The Winding Path to Gender Euphoria
While online shops and thrift stores provide ways to anonymously and cheaply experiment (while keeping return policies in mind), the importance of the transgender and nonbinary community cannot be overstated. Resources such as Marsha’s Closet, or clothing swaps, not only provide clothing but potentially introduce like-minded people willing to give guidance.
Rosenblum said that there are a lot of rules in creative expression that prevent people from being creative. Their advice? Break them.
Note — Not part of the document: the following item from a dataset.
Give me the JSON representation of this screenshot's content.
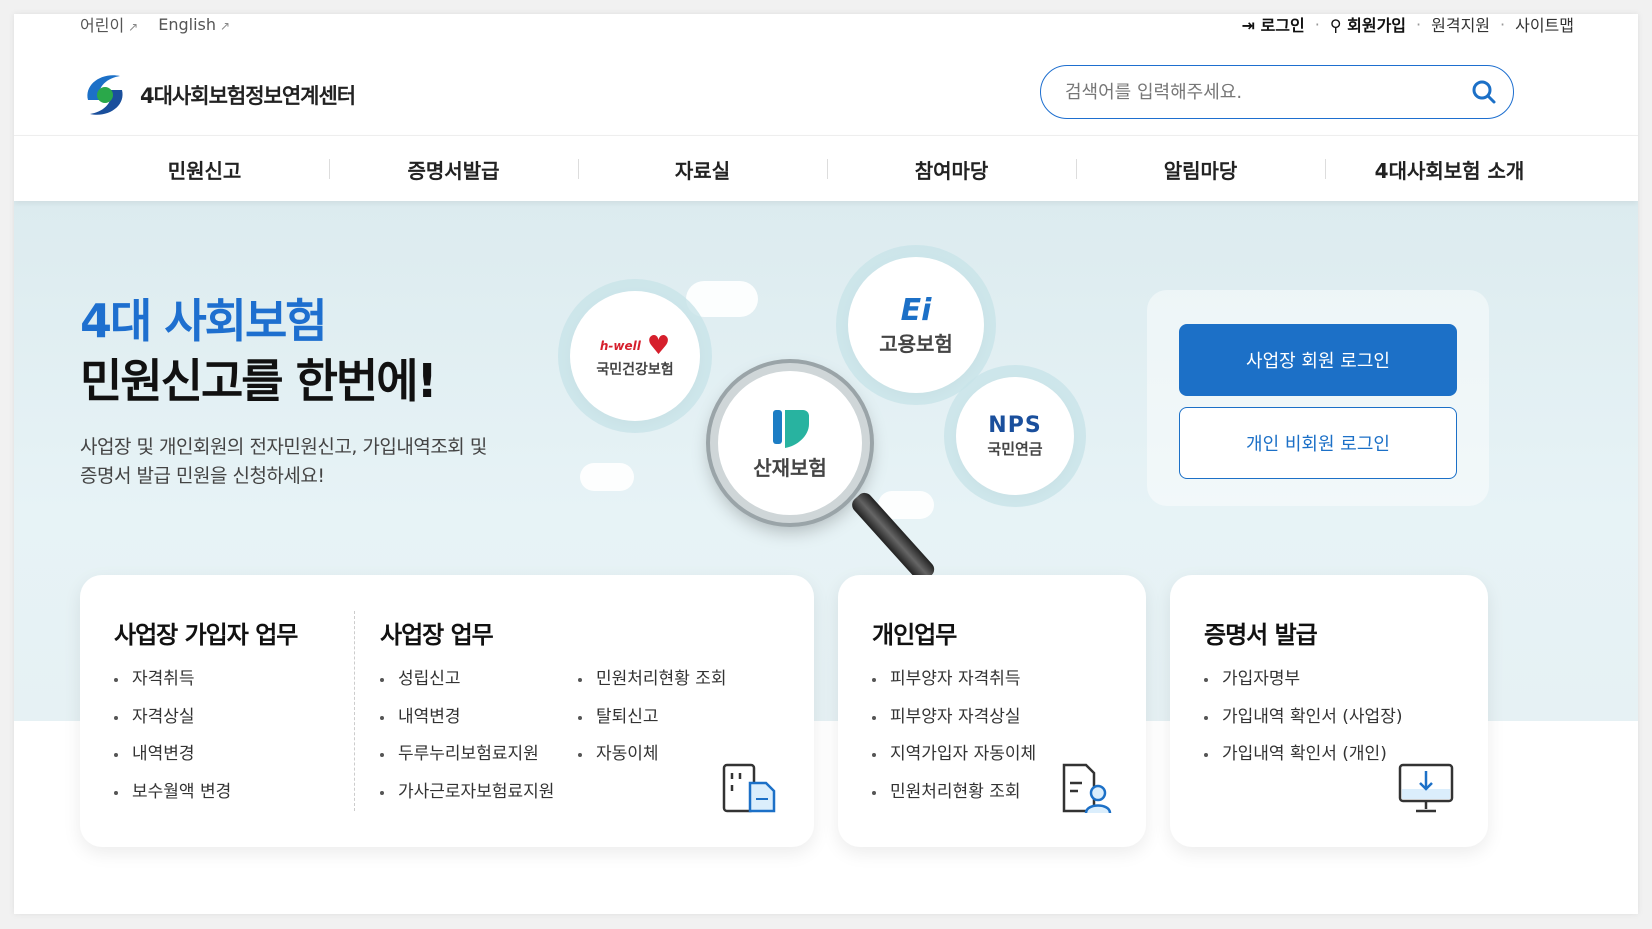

Some people like to go slow, others like to dash their anxiety against a rock and dive right in. It’s OK to find new items in drips and drabs rather than reinvent style all at once. The important thing is to feel validated in what one wears. The end goal should be euphoria.
“Gender dysphoria is talked about a whole lot,” Mackenzie said. “I don’t need to explain that to you, but a sentiment I see barely with people providing advice to new trans folks is that nobody ever talks about gender euphoria as much—how good it feels to actually see yourself as a woman. How good it looks to see yourself and go, ‘Holy shit. I am, in fact, a cute girl.’ It’s a big deal. Even if you’re not doing it all the time, it feels good to be doing it at all.”